Other options? Hwy 132 east from Modesto is an option, although I'd take back roads to La Grange. East of La Grange Hwy 132 only has about 2000 vehicles per day. Then you can cut south on Hwy 49 from Coulterville to Mariposa and catch Hwy 140 into the park. Or do it backwards. J-16 to Hornitos is really nice, then Hornitos Road and the Old Toll Road to Hwy 49 just outside Mariposa. From Merced, you can get off of Hwy 140 onto the Old Highway at Catheys Valley. This road is a gradual climb to Mariposa with very little traffic and nice shade.
Camping? Make sure to use the backcountry campground (Not Camp 4!) in Yosemite. The park does not advertise, but persons entering the back on a bicycle are eligible to use this car-free campground on a bend in the Merced River. Also, many temporary personnel are unaware of this. I received written confirmation from the head backcountry ranger. Really nice camping in to park. Outside the park there are National Forest and BLM campsites on most routes - although in the canyons there isn't any level ground for camping.

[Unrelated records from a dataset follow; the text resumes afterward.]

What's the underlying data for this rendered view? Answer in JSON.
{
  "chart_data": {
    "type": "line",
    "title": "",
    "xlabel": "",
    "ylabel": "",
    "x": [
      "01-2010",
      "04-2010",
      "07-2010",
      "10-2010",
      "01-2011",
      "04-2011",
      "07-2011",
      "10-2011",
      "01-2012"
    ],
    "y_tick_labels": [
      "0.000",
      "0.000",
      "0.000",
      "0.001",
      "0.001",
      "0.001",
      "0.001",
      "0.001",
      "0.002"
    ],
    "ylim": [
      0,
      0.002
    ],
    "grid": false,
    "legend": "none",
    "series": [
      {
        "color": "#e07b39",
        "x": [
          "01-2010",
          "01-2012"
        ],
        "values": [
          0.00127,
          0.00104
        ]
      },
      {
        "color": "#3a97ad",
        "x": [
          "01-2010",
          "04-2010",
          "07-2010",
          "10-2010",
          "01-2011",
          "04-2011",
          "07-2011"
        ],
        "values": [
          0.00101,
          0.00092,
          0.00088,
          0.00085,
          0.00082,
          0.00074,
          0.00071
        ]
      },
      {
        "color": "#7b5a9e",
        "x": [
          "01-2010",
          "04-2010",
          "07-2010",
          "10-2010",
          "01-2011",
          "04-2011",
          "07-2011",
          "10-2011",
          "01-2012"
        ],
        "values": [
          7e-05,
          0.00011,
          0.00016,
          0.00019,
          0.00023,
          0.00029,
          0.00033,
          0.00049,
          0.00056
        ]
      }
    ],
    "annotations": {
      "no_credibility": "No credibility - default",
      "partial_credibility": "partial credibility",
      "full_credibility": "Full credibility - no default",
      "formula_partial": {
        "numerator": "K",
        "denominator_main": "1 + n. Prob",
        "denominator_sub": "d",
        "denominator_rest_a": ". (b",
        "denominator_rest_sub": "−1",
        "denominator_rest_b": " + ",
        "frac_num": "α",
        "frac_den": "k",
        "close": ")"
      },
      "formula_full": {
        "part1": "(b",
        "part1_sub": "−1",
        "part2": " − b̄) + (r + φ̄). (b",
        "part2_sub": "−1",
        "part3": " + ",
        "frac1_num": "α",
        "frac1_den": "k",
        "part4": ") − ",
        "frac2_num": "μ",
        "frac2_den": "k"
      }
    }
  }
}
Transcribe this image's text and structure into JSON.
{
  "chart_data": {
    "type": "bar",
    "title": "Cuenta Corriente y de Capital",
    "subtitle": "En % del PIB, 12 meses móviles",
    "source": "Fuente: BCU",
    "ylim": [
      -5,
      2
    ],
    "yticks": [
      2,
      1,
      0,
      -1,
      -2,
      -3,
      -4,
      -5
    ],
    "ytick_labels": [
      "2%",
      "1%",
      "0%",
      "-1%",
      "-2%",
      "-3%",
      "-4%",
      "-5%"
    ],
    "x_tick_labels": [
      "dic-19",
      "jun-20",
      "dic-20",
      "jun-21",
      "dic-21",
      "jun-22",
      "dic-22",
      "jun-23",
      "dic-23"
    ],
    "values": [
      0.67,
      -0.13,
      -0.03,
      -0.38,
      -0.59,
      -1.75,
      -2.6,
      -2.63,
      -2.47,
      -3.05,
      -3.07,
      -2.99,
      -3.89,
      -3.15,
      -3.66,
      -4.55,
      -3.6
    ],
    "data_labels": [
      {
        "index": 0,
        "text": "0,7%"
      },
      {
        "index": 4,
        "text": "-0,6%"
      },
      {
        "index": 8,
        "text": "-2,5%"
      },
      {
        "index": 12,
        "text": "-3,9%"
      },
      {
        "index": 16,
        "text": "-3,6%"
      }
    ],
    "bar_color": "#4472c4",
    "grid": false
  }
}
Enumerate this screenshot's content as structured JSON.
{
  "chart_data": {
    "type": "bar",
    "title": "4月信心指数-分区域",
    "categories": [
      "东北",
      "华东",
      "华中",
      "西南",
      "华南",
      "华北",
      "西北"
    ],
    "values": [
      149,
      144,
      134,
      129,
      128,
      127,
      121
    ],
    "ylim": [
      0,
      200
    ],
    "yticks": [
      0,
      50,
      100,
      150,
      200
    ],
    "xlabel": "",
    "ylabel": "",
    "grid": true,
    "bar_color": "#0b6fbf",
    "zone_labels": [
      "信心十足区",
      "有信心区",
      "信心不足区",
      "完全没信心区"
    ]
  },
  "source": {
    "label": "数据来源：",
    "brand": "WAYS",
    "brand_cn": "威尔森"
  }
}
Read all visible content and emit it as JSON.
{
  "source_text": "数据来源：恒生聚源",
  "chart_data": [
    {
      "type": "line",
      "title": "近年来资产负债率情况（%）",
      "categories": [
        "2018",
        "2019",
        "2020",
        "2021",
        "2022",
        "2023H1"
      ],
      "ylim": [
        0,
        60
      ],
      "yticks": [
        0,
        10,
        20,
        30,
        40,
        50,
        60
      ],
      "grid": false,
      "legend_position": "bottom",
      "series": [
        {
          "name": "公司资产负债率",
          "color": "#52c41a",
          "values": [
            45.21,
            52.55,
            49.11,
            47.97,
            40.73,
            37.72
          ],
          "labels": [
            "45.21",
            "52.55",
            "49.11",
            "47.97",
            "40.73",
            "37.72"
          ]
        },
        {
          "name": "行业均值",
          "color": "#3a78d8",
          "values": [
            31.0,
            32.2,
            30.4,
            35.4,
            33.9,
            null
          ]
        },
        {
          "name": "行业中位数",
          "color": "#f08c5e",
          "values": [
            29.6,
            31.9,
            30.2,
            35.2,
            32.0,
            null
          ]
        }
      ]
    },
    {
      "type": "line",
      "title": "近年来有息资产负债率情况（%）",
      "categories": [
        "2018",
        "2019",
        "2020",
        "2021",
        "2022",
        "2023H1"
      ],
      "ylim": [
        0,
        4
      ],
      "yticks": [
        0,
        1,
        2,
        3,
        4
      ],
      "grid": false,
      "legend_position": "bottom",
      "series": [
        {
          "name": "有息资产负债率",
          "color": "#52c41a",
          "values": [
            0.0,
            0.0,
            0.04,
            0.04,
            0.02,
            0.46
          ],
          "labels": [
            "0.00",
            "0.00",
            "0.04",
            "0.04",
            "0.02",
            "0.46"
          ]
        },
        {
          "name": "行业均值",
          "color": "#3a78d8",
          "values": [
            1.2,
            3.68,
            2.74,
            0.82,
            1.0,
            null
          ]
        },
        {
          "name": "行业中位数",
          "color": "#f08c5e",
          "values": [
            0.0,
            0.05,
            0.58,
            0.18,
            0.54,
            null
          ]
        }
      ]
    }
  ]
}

Here are two forest service maps - -
Feel free to ask me any other questions.
Best - J
This may be a little off topic but I grew up in Modesto and traveled via car (never by bike though) up HWY 108 to the Pinecrest area many times so I know the area very well. My parents still live there so I visit a few times a year. As you know, HWY 108 and HWY 120 split off before Sonora with HWY 108 going to Pinecrest and Strawberry and eventually over the Sierras at Sonora Pass and HWY 120 goes to Yosemite. I don't know the HWY 120 area after the HWY 108 and HWY 120 split all that well though since I've only been to Yosemite a few times.
Technically HWY 108 is McHenry Ave until Kiernan Road (near the Al's Furniture store). HWY 108 and 120 merge in Oakdale. There are several back road options to get to HWY 108 without going through Oakdale. Just get a map of Modesto and take what looks like the quietest road. It is so easy to navigate those country roads, they are all straight and the area is flat. A great shortcut is the road (I cannot recall the name) which goes past the Oakdale Airport, totally bypasses the 108/120 merge zone.
There are lots of places with campgrounds in this area. New Melones Lake, Don Pedro Lake, and Knights Ferry all have campgrounds. All those are closer to Modesto than Yosemite though with Knights Ferry being the closest but still about 30 miles away. I stayed at Don Pedro several years ago but cannot recall much about it.
If I had the time and lived there, I would like to tour up HWY 4 to Murphys, Arnolds, some great wineries, Angels Camp, and the Caleveras Big Trees. You could do this and then use HWY 49 to go through Columbia, camp at New Melones and pick up HWY 108/120 to go back to Yosemite or go back to Modesto making a big circle/square of the area. To get to HWY 4, just head north on Mchenry through Escalon and keep going north, it dead ends like 15 to 20 miles past Modesto at HWY 4. HWY 4 takes you to Bear Valley, might be more busy in the winter with the skiers if there is any snow this year.
A few years ago I saw a grizzled tourer with a white pony tail and beard on a recumbent in Escalon, must have gone to the Sierras. Ahh, the life. I should have talked to him.